Menyambut rilis data pertumbuhan ekonomi Tiongkok periode Q3-2015 yang tercatat pada level terendahnya sejak awal tahun 2009 silam, Bank of Japan (BOJ) dengan optimis kembali mempertahankan penilaiannya terhadap prospek pertumbuhan ekonomi Jepang, meskipun BOJ pun tidak menampik bahwa perlambatan ekonomi Tiongkok akan cukup memengaruhi kinerja ekonomi Jepang sehingga untuk mengimbangi dampak perlambatan ekonomi Tiongkok tersebut BOJ nampaknya akan memperluas stimulus moneter lanjutannya.
Dalam laporan kuartalan ekonomi regional Jepang, BOJ menyampaikan bahwa 9 (sembilan) daerah di Jepang berhasil mencatat peningkatan belanja modal secara bertahap dan dibarengi dengan laju konsumsi swasta yang tetap teguh karena diiringi perbaikan pada pasar tenaga kerjanya. Namun empat wilayah lainnya, termasuk wilayah barat dan tengah di Jepang justru menggambarkan pandangan yang cukup suram.
Seperti diketahui, pertumbuhan ekonomi Jepang memang tercatat mengalami kontraksi pada bulan bulan April-Juni lalu karena perlambatan ekonomi di Tiongkok. Pemerintah Jepang sendiri sudah memangkas penilaian ekonomi untuk negaranya pada pekan lalu dengan mempertimbangkan lemahnya permintaan ekspor sekarang ini yang sudah berdampak pada ambruknya aktivitas industri di negara ini yang hingga bulan Agustus lalu masih bertahan pada teritori negatif. (Lihat juga: Ekspor Masih Lesu, Output Industri Jepang Terpukul)

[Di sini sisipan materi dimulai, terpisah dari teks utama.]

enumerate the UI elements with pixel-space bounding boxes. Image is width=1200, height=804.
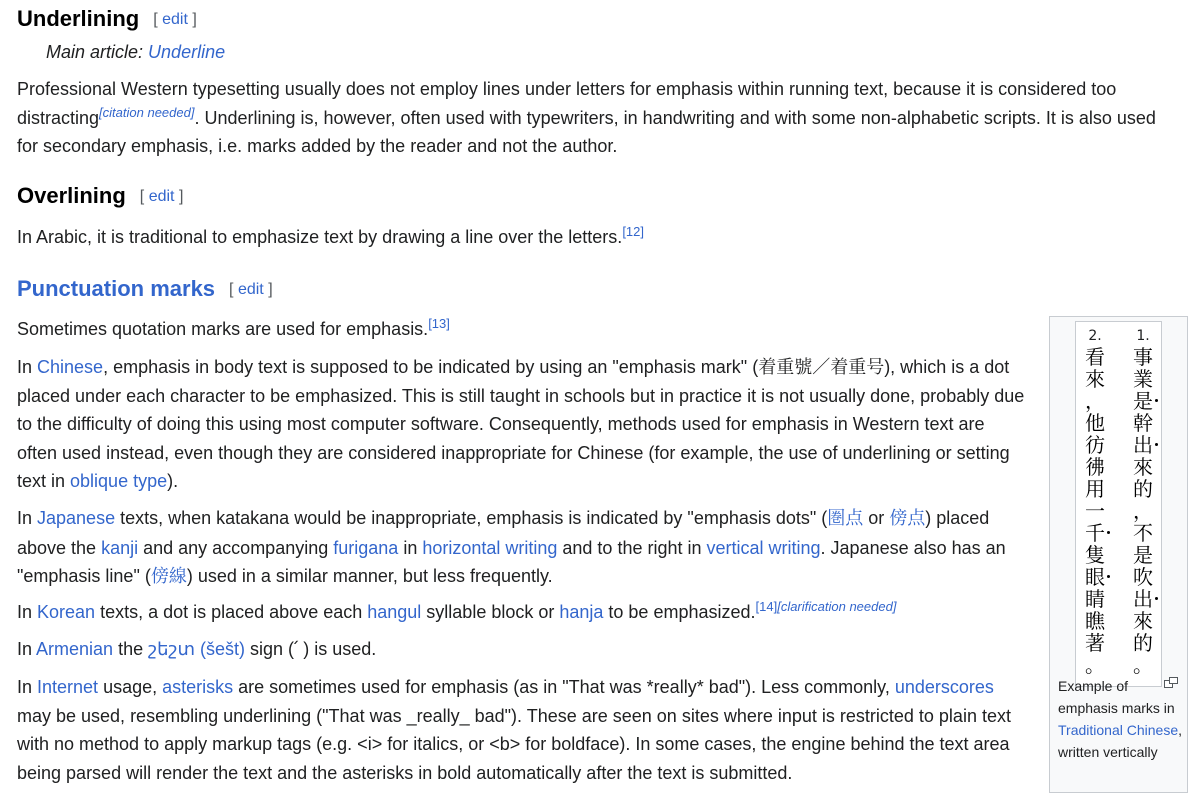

Gubernur BOJ Haruhiko Kuroda, nampaknya akan segera memperluas stimulus moneternya dalam waktu dekat agar target inflasi ambisiusnya sebesar 2 persen dapat tercapai. Sebagai informasi saja, secara keseluruhan laju inflasi harga konsumen nasional di Jepang pada Agustus lalu masih jauh dibawah target inflasi BOJ yang dipatok sebesar 2 persen. Masih rendahnya laju inflasi inilah yang membuat BOJ masih enggan untuk mengubah level suku bunga acuannya, agar laju konsumsi dan investasi domestik di negara ini dapat terdorong. (Lihat juga: Inflasi Jepang Masih Di Kisaran Nol Persen, Masih Jauh Dari Target Inflasi BOJ)

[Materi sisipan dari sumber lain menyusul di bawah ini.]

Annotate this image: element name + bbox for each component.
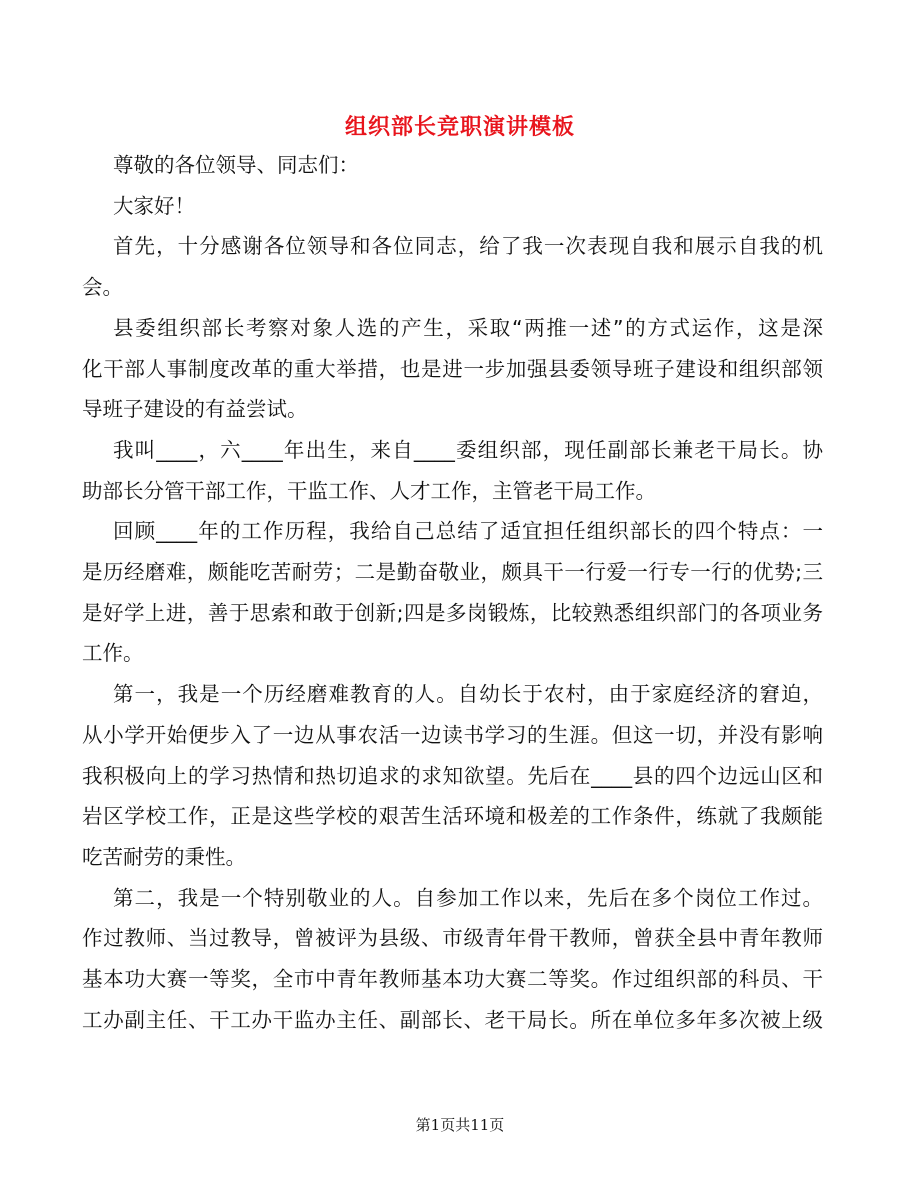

Dibalik optimisme BOJ, memang harus disadari bahwa sejumlah tantangan masih akan dihadapi oleh Jepang terutama di sektor perdagangan. Jika perlambatan ekonomi Tiongkok tidak kunjung dapat diredam maka risiko makin terpuruknya negara eksportir komoditas semakin besar, dimana hampir semua negara eksportir tersebut berasal dari pasar negara berkembang. Tentu saja akibat negatifnya akan dirasakan dunia, termasuk Jepang, bahkan pertumbuhan ekonomi dunia pun sudah dikoreksi turun yang tadinya diprediksi akan berada pada kisaran 3,3 persen pada tahun 2015 ini, turun menjadi 3,1 persen.